Although we cannot definitively point the finger at who was behind it all, the declining box-office totals for many African-American films during the mid-to-late nineties was a direct result of bootlegging and we can be certain that specific African-American films that have been Externally Bootlegged before their theatrical release is evidence of “insider” tampering with product that reveals the “bad faith” of those who were supposed to be guarding the content instead of aiding and abetting its theft and piracy. Internal Bootlegging reveals that the declining box office totals for African-American films may not have been a consequence of the quality, subject matter, form and genre of the films, but instead a consequence of “bootlegs” becoming a status symbol within the African-American community and White controlled Hollywood’s ineffectual response with regard to how bootlegging was reducing the domestic box office of African-American films which is the sole box office that African-American films are allowed to be sold. What we have to always remember is that at the end of the day it is not just about money, it is about power and control over our ability to represent ourselves in the cinema.

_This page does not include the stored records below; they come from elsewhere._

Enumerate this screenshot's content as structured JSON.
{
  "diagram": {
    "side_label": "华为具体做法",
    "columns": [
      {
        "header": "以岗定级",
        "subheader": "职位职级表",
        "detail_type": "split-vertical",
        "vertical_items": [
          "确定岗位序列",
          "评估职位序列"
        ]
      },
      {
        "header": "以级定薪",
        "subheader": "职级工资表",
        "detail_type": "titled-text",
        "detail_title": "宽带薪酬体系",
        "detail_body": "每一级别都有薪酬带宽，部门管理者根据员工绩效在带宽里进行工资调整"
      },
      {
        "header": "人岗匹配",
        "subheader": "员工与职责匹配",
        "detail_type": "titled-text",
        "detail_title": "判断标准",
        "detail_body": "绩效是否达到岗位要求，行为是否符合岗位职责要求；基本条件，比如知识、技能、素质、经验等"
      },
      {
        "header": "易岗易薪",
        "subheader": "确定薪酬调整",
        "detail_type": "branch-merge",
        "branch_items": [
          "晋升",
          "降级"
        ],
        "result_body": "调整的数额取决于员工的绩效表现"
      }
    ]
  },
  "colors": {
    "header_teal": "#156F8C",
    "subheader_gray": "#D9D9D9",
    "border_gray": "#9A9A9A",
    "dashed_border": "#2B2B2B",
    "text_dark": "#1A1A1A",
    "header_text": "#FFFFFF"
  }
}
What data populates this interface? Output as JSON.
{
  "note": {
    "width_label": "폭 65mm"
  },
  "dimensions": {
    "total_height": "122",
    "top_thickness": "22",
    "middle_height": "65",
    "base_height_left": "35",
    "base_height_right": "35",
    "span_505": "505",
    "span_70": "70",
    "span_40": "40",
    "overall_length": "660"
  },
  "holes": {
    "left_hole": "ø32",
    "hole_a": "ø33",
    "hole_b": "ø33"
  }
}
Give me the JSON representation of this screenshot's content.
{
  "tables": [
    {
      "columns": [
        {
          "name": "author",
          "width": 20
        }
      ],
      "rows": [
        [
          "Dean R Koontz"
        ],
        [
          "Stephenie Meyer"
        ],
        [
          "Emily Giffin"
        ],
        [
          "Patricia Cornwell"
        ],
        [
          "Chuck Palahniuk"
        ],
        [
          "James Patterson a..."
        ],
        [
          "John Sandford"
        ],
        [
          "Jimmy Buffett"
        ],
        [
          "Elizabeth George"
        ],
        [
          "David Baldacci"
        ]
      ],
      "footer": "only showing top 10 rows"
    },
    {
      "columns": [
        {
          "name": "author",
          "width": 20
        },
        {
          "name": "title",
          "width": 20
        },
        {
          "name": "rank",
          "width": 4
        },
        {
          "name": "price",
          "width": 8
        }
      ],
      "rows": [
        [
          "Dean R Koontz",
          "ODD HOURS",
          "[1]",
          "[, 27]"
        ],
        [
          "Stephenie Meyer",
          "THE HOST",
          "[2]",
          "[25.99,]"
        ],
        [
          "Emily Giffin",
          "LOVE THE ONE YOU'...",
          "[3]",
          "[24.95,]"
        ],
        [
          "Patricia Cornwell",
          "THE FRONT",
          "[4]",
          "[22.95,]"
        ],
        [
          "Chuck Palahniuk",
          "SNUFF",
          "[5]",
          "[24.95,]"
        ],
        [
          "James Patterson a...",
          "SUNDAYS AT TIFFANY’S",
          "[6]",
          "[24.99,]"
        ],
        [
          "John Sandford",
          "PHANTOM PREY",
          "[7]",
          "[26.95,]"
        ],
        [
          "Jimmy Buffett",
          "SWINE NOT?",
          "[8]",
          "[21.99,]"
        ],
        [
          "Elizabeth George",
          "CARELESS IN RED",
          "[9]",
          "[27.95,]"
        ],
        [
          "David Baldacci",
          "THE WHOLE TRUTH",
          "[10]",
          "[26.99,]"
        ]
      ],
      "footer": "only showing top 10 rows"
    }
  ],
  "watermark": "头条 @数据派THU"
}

(1)Although there are a number of wealthy African-American filmmakers and media moguls, wealth in and of itself is not power; wealth is only one aspect that can be gained or lost by the consequences of power. African-Americans lack the power to distribute films theatrically on an equal number of screens domestic and foreign as White American films produced by the American Entertainment Complex.
(2) All foreign and domestic box office gross numbers are taken from www.boxoffice.mojo.com
(3) See the Shadow & Act article “Nia Long on “Love Jones” Sequel “We’ve Been Talking About it” (Do You Want to See It) by Tambey, March 19, 2010. http://blogs.indiewire.com/shadowandact/nia-long-on-love-jones-sequel-weve-been-talking-about-it-do-…
(4) From the article,”Around the World Round-up: “The Avengers” assemble 185.1 million overseas debut”, by Ray Subers. www.boxofficemojo.com, April 29th 2012.
(5) Starting with a single White investor’s lack of faith that led to the demise of Black owned The Lincoln Motion Picture company in 1921, to the F.B.I.’s attempts to block the production of Jules Dassin’s film UPTIGHT in 1968 and later the deliberate F.B.I. involvement in the suppression of Ivan Dixon’s THE SPOOK WHO SAT BY THE DOOR (1973) the very existence of African-American films has always been “troubling” to the White controlled entertainment industry and the United States government. The post-Civil Rights scrutiny of African-American films is centered on the ability to control the content and form of the films through a profit driven rationale that discriminates against African-American filmmakers by not allowing their films access to foreign markets and not zealously attempting to curtail External Bootlegging of Screener Copies of African-American films. See: Redefining Black Film by Mark A. Reid, pages 13-19 and Forgeries of Memory and Meaning by Cedric J. Robinson, pages 225-271.